September 13th, 2012 at 2:00 pm by David Farrar

White Cloud is on at Bats Theatre until Sat 22 September. It consists of around a dozen songs by Tim Finn, blended in with stories and observations from two actions. It was sort of like a narrated mini-concert.

It is all about NZ identity, and the stories and songs are ones you can relate to, and bring back memories of childhood. One of them summed up our lack of clear cultural identity amusingly with the line “If you don’t know what you are, you’re probably a Pakeha”. Australians, Americans, Brits, French, Germans etc all have such clear cultural identities. New Zealanders tend to almost define ourselves as whom we are not – we’re not British, we’re not Australian, we’re not American etc.

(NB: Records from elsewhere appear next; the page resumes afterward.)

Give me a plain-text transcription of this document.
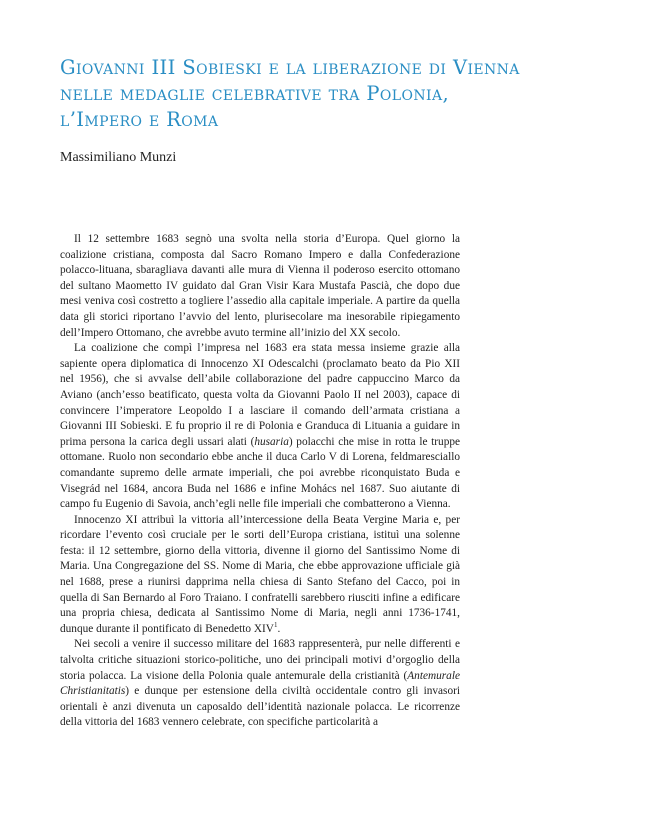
Giovanni III Sobieski e la liberazione di Vienna
nelle medaglie celebrative tra Polonia,
l’Impero e Roma
Massimiliano Munzi

Il 12 settembre 1683 segnò una svolta nella storia d’Europa. Quel giorno la coalizione cristiana, composta dal Sacro Romano Impero e dalla Confederazione polacco-lituana, sbaragliava davanti alle mura di Vienna il poderoso esercito ottomano del sultano Maometto IV guidato dal Gran Visir Kara Mustafa Pascià, che dopo due mesi veniva così costretto a togliere l’assedio alla capitale imperiale. A partire da quella data gli storici riportano l’avvio del lento, plurisecolare ma inesorabile ripiegamento dell’Impero Ottomano, che avrebbe avuto termine all’inizio del XX secolo.

La coalizione che compì l’impresa nel 1683 era stata messa insieme grazie alla sapiente opera diplomatica di Innocenzo XI Odescalchi (proclamato beato da Pio XII nel 1956), che si avvalse dell’abile collaborazione del padre cappuccino Marco da Aviano (anch’esso beatificato, questa volta da Giovanni Paolo II nel 2003), capace di convincere l’imperatore Leopoldo I a lasciare il comando dell’armata cristiana a Giovanni III Sobieski. E fu proprio il re di Polonia e Granduca di Lituania a guidare in prima persona la carica degli ussari alati (husaria) polacchi che mise in rotta le truppe ottomane. Ruolo non secondario ebbe anche il duca Carlo V di Lorena, feldmaresciallo comandante supremo delle armate imperiali, che poi avrebbe riconquistato Buda e Visegrád nel 1684, ancora Buda nel 1686 e infine Mohács nel 1687. Suo aiutante di campo fu Eugenio di Savoia, anch’egli nelle file imperiali che combatterono a Vienna.

Innocenzo XI attribuì la vittoria all’intercessione della Beata Vergine Maria e, per ricordare l’evento così cruciale per le sorti dell’Europa cristiana, istituì una solenne festa: il 12 settembre, giorno della vittoria, divenne il giorno del Santissimo Nome di Maria. Una Congregazione del SS. Nome di Maria, che ebbe approvazione ufficiale già nel 1688, prese a riunirsi dapprima nella chiesa di Santo Stefano del Cacco, poi in quella di San Bernardo al Foro Traiano. I confratelli sarebbero riusciti infine a edificare una propria chiesa, dedicata al Santissimo Nome di Maria, negli anni 1736-1741, dunque durante il pontificato di Benedetto XIV$^1$.

Nei secoli a venire il successo militare del 1683 rappresenterà, pur nelle differenti e talvolta critiche situazioni storico-politiche, uno dei principali motivi d’orgoglio della storia polacca. La visione della Polonia quale antemurale della cristianità (Antemurale Christianitatis) e dunque per estensione della civiltà occidentale contro gli invasori orientali è anzi divenuta un caposaldo dell’identità nazionale polacca. Le ricorrenze della vittoria del 1683 vennero celebrate, con specifiche particolarità a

The two actors who narrated the performance were Dena Kennedy and Stephen Lovatt. Fans of Seven Periods with Mr Gormsby may recall Kennedy as the social studies and history teacher. Both Lovatt and Kennedy did a good job of weaving a narrative around the songs and relating it to the audience. They were engaging and interesting.

A five piece band performed the Finn music. The standout performer was Lisa Crawley. Crawley performed spectacularly well on the vocals, and was very agile on the keyboard. I’d happily pay just to see her perform alone. She enjoyed performing, and it showed.

The brass and percussion players were excellent also, and had a huge variety of instruments they utilized. The main male vocalist was more patchy. The first song saw a real contrast between him and Crawley which I found discordant. After that though, he improved and the remaining songs went well.

It was a simple and effective set, with six semi-transparent screens hanging down which old photos and videos were displayed on, as a subtle background to the performance. It’s directed by one of my favourite directors Simon Bennett – who co-founded .

The performance started at 9 pm, and goes for around 70 minutes. If you’re a fan of good NZ music, you should enjoy the production.

The Dom Post has a story on it, and John Smythe at Theatreview does a much more detailed review of it.